Let $P$ be a family of polynomials $\mathcal P:=\{p_n(x):n\in\mathbb N\}$ $$p_n(x)=x^3+2(1-n)x^2+n(n-4)x+2n^2$$ Let $f(x)\in\mathbb R[x]$ s.t. $\;\gcd(p_n(x),f(x))=d(x),\;\forall n\in\mathbb N.$
$(a)$ Are there any $f(x)\;\&\;d(x),\;\deg(d(x))=1$?
$(b)$ Are there any $f(x)\;\&\;d(x)$ s.t. $d(x)$ has a multiple root?
My attempt:
By the theorem:
If $\alpha=\frac{p}{q}\in\mathbb Q$ is a root of the equation: $$a_0x^n+a_1x^{n-1}+\ldots+a_{n-1}x+a_n=0,\;a_i\in\mathbb Z\;\forall i\in\{0,1,\ldots,n\},\;\gcd(p,q)=1$$ then $p|a_n\;\land\;q|a_0.$
Since the statements must hold $\forall n\in\mathbb N$, let $\alpha=\pm\frac{2}{1}$
Case $ii:$ For $\alpha=-2$, by long division:
$$\frac{x^3+2(1-n)x^2+n(n-4)x+2n^2}{x+2}=(x-n)^2$$
$$\implies p_n(x)=(x+2)(x-n)^2\implies x_1=-2,x_{2,3}=n$$
$(a)$ $\deg(d(x))=1\implies d(x)=x+2$
$$\implies f(x)=(x+2)q(x),\;\gcd(q(x),(x-n)^2)=1\;\;\;\;\;\;\;\;\;\;\;\;$$
$(b)$ If $d(x)$ has multiple roots $\alpha$, then must $\alpha=-2$ $$\implies f(x)=(x+2)^kq(x),\;\gcd(q(x),(x-n)^2)=1$$
Case $ii:\;\alpha=2$ isn't a root of the given equation.

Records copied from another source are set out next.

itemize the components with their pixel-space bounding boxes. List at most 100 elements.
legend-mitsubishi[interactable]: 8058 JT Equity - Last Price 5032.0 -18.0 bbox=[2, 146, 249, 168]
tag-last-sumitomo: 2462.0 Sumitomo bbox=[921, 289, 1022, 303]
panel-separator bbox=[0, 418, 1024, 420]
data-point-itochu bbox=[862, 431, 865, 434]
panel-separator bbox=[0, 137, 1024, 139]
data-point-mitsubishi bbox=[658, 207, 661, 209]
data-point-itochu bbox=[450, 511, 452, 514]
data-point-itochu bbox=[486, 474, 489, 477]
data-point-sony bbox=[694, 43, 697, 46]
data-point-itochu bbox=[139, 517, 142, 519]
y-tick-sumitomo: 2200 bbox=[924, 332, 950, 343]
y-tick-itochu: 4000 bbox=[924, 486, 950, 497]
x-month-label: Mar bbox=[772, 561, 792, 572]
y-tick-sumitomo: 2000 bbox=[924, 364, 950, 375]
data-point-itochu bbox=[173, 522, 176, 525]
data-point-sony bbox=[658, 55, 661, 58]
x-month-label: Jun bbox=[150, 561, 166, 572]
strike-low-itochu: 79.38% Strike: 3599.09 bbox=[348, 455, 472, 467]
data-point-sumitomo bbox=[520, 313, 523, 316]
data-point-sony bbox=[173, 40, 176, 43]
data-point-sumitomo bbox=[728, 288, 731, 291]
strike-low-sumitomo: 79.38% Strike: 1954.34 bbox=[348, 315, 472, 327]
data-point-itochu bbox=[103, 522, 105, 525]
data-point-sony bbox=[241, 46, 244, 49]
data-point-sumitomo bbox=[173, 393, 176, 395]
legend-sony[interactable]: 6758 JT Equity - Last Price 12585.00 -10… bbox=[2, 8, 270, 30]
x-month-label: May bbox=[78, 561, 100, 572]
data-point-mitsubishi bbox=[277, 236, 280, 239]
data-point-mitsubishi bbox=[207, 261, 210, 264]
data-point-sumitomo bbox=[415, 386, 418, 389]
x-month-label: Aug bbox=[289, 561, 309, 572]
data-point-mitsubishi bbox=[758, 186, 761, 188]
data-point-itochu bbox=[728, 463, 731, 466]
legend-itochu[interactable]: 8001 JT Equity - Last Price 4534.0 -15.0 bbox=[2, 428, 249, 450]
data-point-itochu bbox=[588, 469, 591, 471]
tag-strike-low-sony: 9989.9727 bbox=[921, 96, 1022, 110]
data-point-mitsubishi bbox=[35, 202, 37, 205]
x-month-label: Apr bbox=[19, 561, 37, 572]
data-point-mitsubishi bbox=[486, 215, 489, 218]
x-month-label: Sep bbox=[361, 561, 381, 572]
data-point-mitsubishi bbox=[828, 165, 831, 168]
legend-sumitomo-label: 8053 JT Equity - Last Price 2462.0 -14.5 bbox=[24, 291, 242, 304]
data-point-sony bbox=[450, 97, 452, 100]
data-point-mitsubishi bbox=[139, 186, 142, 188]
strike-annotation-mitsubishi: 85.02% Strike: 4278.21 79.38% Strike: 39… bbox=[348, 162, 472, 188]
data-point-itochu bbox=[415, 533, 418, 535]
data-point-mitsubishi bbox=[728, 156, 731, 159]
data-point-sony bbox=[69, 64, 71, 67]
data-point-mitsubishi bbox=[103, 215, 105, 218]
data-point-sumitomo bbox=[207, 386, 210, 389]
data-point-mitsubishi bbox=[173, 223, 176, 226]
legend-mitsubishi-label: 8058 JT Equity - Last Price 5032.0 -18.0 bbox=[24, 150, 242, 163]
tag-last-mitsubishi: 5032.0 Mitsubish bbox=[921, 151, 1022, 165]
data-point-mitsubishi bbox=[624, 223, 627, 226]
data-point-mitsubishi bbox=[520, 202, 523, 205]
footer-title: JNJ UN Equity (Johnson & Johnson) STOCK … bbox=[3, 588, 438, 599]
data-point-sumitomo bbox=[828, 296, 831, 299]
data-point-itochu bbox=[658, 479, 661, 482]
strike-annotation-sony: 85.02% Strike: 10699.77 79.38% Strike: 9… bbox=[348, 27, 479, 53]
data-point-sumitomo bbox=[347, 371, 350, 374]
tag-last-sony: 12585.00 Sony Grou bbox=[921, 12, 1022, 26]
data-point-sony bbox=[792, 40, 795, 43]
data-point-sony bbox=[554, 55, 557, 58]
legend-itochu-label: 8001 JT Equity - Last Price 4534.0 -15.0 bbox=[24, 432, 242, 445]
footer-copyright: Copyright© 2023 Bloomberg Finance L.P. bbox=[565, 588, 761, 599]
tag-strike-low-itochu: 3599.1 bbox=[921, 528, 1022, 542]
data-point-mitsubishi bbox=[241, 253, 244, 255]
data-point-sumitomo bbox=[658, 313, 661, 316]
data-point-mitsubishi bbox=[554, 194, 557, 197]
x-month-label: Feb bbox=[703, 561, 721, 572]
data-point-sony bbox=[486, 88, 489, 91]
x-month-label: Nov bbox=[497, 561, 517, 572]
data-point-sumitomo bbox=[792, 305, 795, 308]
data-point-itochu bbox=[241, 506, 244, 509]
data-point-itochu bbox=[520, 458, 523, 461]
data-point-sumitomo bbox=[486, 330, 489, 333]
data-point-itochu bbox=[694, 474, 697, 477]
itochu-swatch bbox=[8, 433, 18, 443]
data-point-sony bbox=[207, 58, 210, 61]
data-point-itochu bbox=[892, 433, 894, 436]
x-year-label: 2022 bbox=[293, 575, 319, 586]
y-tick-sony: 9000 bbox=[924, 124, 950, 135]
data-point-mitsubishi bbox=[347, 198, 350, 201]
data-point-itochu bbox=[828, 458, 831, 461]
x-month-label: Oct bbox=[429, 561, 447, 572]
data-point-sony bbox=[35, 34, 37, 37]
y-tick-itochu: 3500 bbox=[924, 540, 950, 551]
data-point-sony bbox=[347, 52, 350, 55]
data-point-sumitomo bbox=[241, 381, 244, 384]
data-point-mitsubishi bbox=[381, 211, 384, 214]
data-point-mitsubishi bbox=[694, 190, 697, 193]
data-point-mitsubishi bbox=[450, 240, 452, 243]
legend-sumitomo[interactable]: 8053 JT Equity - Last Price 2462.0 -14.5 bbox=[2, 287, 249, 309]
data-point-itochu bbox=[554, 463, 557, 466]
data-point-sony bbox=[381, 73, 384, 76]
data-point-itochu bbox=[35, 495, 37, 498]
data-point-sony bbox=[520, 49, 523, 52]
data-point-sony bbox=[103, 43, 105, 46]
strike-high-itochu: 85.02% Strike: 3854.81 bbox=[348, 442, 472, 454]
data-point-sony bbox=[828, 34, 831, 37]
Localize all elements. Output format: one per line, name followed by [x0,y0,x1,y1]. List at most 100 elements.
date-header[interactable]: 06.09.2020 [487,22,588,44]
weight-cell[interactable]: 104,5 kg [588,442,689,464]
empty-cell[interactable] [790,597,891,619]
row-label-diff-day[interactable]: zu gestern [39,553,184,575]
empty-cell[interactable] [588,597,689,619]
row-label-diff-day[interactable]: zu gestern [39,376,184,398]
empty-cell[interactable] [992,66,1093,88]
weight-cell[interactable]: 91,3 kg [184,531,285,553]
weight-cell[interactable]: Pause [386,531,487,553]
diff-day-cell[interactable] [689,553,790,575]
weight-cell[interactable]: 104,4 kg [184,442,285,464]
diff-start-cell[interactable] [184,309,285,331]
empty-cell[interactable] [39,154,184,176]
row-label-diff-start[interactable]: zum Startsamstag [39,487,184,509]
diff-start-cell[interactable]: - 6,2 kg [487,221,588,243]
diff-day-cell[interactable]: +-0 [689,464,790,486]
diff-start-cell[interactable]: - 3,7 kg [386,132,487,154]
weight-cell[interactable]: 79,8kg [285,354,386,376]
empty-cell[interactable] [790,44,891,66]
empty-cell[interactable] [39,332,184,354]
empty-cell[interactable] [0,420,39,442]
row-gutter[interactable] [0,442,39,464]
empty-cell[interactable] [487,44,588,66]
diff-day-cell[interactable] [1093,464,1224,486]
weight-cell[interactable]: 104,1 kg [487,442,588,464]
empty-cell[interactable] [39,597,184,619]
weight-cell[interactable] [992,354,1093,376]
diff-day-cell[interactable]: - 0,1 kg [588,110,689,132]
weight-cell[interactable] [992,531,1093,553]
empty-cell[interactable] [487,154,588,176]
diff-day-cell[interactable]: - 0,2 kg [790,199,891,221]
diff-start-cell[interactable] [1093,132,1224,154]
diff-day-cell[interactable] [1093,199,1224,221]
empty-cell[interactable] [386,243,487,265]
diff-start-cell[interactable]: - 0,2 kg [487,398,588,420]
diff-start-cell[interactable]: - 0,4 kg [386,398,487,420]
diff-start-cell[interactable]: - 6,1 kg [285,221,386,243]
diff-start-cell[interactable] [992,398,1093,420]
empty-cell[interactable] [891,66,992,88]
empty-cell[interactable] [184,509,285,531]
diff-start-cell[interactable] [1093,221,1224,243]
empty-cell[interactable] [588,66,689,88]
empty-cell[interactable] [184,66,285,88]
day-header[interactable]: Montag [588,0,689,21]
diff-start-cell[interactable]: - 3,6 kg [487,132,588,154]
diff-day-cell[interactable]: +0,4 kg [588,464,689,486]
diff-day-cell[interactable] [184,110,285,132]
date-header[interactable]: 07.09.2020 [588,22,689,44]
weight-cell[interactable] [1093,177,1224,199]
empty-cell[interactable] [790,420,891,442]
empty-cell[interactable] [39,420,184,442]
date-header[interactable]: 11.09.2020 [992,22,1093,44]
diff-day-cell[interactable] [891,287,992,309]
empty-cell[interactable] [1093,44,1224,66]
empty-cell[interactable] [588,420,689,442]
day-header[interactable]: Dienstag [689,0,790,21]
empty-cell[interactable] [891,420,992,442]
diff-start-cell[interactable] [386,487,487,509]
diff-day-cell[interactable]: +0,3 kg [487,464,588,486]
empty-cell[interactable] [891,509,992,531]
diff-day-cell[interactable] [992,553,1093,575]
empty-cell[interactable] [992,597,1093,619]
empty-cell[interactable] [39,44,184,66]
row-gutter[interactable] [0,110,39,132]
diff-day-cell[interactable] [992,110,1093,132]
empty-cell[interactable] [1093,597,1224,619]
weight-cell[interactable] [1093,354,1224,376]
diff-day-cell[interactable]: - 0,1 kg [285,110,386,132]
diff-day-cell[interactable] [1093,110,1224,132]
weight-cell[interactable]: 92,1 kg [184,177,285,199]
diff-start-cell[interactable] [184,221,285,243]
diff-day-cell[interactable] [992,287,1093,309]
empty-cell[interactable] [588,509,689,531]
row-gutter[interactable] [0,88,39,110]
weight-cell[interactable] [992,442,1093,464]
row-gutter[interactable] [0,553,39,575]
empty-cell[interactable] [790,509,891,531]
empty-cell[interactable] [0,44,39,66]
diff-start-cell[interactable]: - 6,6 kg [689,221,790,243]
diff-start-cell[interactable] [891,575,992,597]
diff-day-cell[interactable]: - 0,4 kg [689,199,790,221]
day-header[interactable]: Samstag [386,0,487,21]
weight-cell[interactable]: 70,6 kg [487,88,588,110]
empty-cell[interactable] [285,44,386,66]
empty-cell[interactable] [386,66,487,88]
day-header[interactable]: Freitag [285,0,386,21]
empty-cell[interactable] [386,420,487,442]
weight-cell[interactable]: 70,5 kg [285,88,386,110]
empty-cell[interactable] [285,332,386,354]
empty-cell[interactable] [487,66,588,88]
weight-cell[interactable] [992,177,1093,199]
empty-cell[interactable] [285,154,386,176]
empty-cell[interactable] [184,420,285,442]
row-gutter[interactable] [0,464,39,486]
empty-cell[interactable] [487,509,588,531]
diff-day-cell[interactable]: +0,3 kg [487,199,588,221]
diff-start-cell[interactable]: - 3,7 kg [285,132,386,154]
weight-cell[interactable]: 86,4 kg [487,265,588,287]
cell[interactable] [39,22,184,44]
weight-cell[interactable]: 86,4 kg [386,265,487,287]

My answer to both $(a)\;\&\;(b)$ is yes.
Is this correct?
Since $p_n(x)=(x-n)^2(x+2)$ the answer to (a) is yes because you can take $f(x)=x+2$.
Your answer of $d(x)=x-2$ does not work since this is not a factor of, say, $p_1(x)$.
For (b) the answer is also yes because if $f(x)=(x+2)^3$, then $d(x)=x+2$ and $f(x)=(x+2)^2 d(x)$.
[I hope this is what you are intending.]